A CIDADE DE PEDRA
A CIDADE DE PEDRA
Depois de muito caminhar cheguei na entrada dela
Sem ornamentos ou letreiros, só o uivo do vento a anunciava
Nada era mais eloquente como apresentação...
Meus joelhos doíam e minhas costas arqueavam
Foi uma longa peregrinação por planícies das mais verdes e também desertos sem fim
Atravessei rios de margens distantes com peixes maiores que eu e lutei como um tártaro por um punhado de carne
Agora terei meu descanso entre os antigos na cidade eterna
Caberei em suas casas sólidas e protetoras
Viverei como um pároco no interior dos seus muros paternais e pregarei para os convertidos numa missa solene e imutável
Sentirei o doce sabor das verdades inquestionáveis que só seus habitantes conhecem e comungam
Farei parte da arquitetura mais bela já erigida e meu semblante também estará fixado na paisagem por aeons longínquos
Cada irmão e irmã residente me dá boas-vindas no mais sonoro silêncio e meu agradecimento é uma reverência
Revejo alguns rostos saudosos, e outros que no passado me causavam náusea agora me parecem plácidos
Sei que viverei enfim a pura democracia e enfim a verdadeira liberdade...

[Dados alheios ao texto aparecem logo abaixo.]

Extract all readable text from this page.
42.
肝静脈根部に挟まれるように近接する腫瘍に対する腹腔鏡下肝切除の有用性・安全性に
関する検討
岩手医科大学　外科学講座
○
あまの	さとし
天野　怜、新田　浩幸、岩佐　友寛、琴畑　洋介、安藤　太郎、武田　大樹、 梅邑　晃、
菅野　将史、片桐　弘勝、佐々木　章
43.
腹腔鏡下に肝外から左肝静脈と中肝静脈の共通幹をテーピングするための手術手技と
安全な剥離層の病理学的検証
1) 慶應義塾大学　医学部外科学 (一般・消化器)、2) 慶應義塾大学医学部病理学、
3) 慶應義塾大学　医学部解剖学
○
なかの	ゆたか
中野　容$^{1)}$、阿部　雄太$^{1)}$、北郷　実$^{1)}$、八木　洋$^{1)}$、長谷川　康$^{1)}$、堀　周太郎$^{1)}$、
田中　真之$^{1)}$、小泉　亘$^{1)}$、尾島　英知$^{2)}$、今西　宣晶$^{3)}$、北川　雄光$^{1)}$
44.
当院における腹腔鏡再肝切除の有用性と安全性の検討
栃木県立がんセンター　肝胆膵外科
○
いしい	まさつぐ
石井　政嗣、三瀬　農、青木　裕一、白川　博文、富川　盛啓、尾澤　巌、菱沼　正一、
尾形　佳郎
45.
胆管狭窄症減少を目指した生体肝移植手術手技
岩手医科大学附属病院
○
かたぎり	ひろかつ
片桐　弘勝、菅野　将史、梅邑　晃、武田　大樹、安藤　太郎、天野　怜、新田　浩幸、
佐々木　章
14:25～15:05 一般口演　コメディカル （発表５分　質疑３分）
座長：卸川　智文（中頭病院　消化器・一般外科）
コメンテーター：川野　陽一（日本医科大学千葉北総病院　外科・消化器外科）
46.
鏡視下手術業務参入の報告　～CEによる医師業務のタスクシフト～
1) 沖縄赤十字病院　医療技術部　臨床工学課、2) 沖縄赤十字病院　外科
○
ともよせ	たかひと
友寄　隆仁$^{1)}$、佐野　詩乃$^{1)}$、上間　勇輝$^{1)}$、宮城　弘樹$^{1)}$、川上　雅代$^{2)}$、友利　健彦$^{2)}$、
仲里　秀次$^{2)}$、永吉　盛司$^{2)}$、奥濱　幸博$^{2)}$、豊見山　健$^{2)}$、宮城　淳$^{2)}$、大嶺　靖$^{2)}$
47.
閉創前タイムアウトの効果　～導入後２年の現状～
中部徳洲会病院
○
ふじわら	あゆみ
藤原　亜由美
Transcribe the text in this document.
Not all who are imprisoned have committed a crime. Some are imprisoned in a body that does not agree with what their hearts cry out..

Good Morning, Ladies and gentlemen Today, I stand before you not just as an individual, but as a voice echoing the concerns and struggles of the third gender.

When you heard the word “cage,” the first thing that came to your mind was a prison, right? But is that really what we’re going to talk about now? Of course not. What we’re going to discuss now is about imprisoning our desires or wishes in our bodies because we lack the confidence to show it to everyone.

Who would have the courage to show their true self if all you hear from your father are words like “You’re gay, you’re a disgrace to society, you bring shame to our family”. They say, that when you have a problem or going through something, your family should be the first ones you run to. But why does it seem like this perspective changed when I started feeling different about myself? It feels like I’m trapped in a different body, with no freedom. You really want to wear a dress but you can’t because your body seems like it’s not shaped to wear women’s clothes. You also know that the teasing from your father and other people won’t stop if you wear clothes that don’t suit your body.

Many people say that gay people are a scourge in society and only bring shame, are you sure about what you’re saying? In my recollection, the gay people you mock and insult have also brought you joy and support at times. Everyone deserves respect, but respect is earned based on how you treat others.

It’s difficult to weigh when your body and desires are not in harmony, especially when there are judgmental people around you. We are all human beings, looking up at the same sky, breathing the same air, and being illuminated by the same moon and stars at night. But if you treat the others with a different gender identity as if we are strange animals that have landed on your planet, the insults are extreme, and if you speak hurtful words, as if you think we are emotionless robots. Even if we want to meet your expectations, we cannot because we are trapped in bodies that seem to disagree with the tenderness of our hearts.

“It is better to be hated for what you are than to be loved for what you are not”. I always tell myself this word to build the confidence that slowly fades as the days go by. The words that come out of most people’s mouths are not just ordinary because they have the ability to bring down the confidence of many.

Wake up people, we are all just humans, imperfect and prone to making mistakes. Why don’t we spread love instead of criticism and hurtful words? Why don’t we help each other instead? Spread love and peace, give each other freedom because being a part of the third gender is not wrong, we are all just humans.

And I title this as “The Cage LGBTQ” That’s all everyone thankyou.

No espaço onde se dissolvem os conflitos e se dispersam as mágoas entre as rochas verticais e as colunas das edificações comuns à todos
Sob as quais dançaremos celebrando o astro-rei e a senhora das marés
Sem volúpia ou febre, sem mais cansaço ou desespero
Gentis, resignados e serenos nos jardins da imensa cidade de pedra que acolhe à todos hora mais hora menos.